OPEC and Russia have capped production since January 2017 to bolster prices. Output fell even below those targets this year, and in June the same countries agreed to boost the oil supply, although they didn’t give numbers.
Oil prices have been up roughly 40 percent in the past year. On Friday, benchmark US crude was trading around $71 a barrel, and the international standard, Brent, was closing in on $80.
The national average price for gasoline stood at $2.85 per gallon, up 10 percent from a year ago, according to auto club AAA. That increase likely would be greater were it not for a slump in gasoline demand that is typical for this time of year, when summer vacations are over.
The US still imports about six million barrels of oil a day on average, but that is down from more than 10 million a decade ago. In the same period, US production has doubled to more than 10 million barrels a day, according to government figures.
“Because the US now is producing so much more than it used to, (the rise in oil prices) is not as big an impact as it would have been 20 years ago or 10 years ago,” said Michael Maher, an energy researcher at Rice University and a former Exxon Mobil economist.

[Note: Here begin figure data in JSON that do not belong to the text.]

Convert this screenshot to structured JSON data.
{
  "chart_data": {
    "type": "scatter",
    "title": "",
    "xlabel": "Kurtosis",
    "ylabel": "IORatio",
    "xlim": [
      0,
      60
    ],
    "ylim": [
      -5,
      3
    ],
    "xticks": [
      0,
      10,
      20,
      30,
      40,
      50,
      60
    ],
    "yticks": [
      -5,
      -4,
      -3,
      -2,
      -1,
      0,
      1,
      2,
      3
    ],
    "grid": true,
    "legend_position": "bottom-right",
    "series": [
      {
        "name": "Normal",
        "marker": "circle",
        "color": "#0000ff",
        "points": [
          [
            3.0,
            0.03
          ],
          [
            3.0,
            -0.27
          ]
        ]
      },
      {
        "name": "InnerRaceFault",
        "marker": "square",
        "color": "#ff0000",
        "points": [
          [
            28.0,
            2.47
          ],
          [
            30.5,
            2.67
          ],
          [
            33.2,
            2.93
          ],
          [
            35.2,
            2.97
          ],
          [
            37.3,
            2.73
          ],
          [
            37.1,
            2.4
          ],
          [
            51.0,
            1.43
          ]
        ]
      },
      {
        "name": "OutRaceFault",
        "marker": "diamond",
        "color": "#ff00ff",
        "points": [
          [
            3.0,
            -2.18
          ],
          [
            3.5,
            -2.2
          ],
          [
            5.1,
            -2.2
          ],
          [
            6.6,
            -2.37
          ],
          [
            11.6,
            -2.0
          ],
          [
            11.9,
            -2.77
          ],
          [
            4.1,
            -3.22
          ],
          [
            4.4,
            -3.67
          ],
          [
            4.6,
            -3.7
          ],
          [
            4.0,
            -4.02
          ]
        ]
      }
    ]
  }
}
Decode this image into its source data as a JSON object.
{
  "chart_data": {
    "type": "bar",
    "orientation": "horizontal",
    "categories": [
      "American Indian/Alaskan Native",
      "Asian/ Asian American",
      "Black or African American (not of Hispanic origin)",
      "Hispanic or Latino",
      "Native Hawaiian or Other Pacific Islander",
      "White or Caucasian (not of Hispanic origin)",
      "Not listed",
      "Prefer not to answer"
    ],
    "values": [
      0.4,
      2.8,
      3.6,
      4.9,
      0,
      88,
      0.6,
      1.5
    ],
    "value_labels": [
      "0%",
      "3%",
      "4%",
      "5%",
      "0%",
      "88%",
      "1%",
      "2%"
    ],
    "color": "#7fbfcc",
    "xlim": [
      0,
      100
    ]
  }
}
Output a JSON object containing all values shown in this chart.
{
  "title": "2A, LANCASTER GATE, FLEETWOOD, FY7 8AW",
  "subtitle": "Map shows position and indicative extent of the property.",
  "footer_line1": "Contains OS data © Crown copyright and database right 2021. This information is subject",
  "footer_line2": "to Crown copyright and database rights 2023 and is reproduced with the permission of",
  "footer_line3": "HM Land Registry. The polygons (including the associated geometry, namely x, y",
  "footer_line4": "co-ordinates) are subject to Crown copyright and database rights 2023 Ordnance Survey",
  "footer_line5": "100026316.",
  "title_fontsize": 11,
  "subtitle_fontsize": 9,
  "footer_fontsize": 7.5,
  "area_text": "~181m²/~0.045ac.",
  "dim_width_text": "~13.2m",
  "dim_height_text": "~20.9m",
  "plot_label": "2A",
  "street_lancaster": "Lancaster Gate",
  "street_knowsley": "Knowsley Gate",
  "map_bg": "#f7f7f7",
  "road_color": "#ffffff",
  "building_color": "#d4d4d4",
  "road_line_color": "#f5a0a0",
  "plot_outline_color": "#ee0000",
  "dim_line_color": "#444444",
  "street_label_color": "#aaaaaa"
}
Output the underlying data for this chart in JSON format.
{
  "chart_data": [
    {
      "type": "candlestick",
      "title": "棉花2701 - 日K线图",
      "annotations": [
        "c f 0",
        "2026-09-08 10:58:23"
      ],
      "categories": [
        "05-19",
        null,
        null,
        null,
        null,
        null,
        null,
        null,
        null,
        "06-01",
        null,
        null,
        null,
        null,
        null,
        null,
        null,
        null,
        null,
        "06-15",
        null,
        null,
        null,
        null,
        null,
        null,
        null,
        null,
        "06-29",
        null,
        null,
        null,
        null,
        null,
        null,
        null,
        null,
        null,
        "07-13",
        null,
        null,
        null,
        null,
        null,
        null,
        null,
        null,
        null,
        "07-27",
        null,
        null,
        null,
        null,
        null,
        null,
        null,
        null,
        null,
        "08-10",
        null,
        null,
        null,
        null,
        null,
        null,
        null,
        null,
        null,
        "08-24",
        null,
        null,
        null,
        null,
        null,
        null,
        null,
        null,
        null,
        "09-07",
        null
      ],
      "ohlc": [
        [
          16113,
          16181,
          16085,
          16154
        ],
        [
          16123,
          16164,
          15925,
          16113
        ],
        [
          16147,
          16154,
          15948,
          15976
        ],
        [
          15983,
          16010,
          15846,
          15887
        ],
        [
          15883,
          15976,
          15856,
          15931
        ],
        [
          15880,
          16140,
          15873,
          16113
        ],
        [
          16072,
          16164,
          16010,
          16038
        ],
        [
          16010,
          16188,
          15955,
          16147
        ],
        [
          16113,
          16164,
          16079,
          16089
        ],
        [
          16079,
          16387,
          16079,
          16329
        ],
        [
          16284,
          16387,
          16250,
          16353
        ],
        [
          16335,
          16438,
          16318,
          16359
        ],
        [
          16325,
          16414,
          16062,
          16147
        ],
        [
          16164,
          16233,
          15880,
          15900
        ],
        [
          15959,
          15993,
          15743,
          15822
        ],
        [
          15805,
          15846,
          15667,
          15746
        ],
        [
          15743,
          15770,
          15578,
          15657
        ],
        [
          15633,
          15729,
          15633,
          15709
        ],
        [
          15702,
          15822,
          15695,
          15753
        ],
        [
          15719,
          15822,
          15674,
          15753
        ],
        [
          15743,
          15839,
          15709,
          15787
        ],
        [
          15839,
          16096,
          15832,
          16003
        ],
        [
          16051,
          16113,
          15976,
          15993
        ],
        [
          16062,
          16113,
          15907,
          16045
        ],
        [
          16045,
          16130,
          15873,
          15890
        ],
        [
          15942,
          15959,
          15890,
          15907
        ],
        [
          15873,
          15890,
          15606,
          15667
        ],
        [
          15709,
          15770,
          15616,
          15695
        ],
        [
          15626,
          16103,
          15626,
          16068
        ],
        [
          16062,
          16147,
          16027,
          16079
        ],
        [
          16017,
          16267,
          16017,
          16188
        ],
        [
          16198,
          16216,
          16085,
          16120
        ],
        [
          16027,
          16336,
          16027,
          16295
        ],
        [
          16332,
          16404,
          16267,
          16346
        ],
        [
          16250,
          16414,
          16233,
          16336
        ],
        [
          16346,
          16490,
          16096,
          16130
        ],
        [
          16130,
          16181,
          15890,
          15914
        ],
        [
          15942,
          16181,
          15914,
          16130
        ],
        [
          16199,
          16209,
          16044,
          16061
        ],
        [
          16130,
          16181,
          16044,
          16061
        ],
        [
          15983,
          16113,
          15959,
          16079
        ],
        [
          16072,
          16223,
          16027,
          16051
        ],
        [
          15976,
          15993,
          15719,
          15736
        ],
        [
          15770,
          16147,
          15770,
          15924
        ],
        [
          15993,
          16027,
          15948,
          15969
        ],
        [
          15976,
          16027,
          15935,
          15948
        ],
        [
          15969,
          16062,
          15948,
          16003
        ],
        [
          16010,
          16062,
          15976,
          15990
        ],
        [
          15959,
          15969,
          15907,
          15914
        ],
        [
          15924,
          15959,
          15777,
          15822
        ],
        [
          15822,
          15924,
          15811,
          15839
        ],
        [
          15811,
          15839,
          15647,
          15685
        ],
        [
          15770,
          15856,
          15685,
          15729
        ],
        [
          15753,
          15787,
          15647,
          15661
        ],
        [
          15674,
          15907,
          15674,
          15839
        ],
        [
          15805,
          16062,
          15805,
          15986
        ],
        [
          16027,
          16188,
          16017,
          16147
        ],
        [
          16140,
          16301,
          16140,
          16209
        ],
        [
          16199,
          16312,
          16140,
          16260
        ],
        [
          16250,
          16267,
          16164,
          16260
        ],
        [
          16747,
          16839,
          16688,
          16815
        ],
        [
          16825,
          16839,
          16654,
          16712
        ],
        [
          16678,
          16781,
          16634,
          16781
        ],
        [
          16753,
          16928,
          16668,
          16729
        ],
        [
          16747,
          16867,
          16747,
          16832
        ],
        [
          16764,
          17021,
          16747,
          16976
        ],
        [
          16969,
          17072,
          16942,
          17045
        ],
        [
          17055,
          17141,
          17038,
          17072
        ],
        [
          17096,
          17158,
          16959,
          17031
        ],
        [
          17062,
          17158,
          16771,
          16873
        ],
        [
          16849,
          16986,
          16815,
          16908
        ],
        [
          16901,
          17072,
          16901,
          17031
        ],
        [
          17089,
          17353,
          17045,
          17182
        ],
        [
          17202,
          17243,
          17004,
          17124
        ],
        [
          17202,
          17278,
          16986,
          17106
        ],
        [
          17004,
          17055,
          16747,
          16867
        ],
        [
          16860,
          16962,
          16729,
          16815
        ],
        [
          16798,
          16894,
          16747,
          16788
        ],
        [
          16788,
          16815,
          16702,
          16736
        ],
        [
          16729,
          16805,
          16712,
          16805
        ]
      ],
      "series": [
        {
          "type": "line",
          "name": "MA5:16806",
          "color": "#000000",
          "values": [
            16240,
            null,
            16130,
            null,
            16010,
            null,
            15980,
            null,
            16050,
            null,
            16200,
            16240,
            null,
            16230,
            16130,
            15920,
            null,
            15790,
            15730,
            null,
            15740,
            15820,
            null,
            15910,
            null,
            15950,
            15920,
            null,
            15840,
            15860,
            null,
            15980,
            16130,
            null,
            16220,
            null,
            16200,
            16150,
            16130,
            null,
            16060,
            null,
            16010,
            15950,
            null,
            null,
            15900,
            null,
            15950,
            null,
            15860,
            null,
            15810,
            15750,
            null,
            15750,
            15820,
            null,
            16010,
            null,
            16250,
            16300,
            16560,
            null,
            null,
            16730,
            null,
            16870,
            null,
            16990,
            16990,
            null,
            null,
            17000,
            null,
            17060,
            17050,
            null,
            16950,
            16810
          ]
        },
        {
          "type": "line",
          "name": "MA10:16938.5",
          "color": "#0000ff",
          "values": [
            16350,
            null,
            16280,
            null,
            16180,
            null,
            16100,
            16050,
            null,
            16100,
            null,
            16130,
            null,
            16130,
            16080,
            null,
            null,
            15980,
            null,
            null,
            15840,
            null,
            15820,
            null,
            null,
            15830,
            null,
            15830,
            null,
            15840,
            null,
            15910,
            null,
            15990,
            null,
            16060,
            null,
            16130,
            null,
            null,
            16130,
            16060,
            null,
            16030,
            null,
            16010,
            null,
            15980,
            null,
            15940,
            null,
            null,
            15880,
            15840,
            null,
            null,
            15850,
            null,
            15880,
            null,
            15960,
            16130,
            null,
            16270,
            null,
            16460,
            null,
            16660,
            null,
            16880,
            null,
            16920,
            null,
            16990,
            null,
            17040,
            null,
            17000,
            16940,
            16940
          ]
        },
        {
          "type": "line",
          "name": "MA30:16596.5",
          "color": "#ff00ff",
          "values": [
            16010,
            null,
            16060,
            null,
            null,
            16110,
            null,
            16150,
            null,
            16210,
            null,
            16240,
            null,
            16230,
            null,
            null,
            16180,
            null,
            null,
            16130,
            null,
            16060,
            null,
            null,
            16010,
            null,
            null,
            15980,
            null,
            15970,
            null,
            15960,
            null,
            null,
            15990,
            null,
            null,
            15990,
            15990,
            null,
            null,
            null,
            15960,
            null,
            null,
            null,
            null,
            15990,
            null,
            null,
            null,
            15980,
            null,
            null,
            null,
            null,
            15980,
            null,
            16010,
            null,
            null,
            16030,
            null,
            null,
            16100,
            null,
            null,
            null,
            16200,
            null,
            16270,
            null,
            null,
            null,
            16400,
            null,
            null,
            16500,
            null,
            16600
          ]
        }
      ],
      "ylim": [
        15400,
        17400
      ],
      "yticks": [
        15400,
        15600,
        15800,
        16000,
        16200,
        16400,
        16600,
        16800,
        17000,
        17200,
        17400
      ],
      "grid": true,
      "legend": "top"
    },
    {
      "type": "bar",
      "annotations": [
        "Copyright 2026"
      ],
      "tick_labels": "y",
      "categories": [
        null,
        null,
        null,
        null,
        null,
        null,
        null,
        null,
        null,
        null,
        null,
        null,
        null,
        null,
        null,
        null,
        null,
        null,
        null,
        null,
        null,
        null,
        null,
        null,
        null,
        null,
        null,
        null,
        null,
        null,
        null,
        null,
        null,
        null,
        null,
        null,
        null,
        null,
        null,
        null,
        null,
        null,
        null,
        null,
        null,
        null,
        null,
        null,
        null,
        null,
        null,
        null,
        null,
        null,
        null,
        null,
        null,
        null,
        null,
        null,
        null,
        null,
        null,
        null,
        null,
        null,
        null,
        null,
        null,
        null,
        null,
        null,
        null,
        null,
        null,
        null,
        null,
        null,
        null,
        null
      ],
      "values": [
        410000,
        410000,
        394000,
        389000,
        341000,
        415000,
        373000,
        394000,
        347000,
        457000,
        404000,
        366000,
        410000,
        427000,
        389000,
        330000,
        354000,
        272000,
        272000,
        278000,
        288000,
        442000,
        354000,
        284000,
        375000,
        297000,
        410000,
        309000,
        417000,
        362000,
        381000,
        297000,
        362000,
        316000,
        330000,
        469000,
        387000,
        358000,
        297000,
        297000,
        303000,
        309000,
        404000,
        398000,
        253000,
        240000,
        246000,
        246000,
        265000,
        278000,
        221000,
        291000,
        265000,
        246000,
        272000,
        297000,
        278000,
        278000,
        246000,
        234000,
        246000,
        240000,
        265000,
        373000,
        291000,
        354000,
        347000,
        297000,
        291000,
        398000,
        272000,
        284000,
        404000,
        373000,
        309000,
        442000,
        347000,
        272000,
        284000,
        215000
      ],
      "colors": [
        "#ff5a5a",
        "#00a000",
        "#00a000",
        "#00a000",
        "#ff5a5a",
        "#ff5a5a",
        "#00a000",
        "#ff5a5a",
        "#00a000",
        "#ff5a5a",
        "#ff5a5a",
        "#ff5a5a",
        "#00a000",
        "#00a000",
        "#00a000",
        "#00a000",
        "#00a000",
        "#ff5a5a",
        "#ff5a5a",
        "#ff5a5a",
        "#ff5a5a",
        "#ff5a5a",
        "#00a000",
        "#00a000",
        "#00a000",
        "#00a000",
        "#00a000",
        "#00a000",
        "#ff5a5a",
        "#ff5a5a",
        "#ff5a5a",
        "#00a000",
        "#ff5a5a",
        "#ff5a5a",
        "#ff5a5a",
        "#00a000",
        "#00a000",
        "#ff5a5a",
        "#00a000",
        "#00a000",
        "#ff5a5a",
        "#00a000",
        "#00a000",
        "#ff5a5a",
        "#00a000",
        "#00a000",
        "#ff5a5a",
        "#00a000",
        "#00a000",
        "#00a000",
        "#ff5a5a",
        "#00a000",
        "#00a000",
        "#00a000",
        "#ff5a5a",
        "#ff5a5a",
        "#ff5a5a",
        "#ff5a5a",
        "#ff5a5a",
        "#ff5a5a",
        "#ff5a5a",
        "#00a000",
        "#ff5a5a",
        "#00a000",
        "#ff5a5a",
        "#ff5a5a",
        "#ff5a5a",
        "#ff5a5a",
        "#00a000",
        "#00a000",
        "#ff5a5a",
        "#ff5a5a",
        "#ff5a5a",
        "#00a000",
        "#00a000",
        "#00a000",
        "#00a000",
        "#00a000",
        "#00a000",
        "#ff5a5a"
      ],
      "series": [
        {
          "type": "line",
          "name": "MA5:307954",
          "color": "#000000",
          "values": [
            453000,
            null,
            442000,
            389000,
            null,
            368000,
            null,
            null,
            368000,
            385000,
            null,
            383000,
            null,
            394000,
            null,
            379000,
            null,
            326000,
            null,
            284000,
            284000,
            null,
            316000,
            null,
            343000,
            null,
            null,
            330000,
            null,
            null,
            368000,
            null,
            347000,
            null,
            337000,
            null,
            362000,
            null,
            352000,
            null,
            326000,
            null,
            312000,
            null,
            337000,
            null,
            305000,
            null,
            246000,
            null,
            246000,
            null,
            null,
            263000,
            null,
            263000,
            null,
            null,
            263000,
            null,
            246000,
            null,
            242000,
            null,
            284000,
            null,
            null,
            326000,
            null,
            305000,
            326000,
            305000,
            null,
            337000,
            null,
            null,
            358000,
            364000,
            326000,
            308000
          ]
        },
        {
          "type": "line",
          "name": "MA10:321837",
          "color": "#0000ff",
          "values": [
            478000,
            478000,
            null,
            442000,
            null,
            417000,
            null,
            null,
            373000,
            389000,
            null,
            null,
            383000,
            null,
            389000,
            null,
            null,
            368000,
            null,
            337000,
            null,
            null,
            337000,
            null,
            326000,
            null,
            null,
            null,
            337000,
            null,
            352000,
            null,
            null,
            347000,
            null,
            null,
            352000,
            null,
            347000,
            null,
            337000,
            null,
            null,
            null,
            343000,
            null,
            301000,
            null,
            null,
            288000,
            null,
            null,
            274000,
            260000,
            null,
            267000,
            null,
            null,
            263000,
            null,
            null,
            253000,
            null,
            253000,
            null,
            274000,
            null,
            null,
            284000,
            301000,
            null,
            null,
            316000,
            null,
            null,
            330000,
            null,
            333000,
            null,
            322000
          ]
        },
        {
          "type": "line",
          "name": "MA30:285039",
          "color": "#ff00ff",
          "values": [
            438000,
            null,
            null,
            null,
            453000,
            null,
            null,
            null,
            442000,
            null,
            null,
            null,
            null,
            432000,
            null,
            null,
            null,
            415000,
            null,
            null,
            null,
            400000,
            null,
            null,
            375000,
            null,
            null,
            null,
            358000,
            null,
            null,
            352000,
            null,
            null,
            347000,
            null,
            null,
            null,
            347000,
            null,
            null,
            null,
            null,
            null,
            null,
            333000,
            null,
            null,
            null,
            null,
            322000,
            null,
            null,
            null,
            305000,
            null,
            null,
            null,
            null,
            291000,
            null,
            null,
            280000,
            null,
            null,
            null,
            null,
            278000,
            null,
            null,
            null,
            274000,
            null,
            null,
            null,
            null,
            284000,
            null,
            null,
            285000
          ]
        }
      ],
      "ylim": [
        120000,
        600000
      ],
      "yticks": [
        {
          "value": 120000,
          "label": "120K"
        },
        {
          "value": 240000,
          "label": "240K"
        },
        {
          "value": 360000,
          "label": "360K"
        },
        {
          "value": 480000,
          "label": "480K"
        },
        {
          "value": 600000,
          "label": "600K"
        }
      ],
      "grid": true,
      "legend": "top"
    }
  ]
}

The weakening link between oil and the overall economy was seen — in reverse — just three years ago. Then, plunging oil prices were expected to boost the economy by leaving more money in consumers’ pocket, yet GDP growth slowed at the same time that lower oil prices took hold during 2015.
Other economists caution against minimizing the disruption caused by energy prices.
“Higher oil prices are unambiguously bad for the US economy,” said Philip Verleger, an economist who has studied energy markets. “They force consumers to divert their income from spending on other items to spending on fuels.”
Since energy amounts to only about 3 percent of consumer spending, a cutback in that other 97 percent “causes losses for those who sell autos, restaurants, airlines, resorts and all parts of the economy,” Verleger said.
The federal Energy Information Administration said this month that the US likely reclaimed the title of world’s biggest oil producer earlier this year by surpassing the output of Saudi Arabia in February and Russia over the summer. If the agency’s estimates are correct, it would mark the first time since 1973 that the US has led the oil-pumping pack.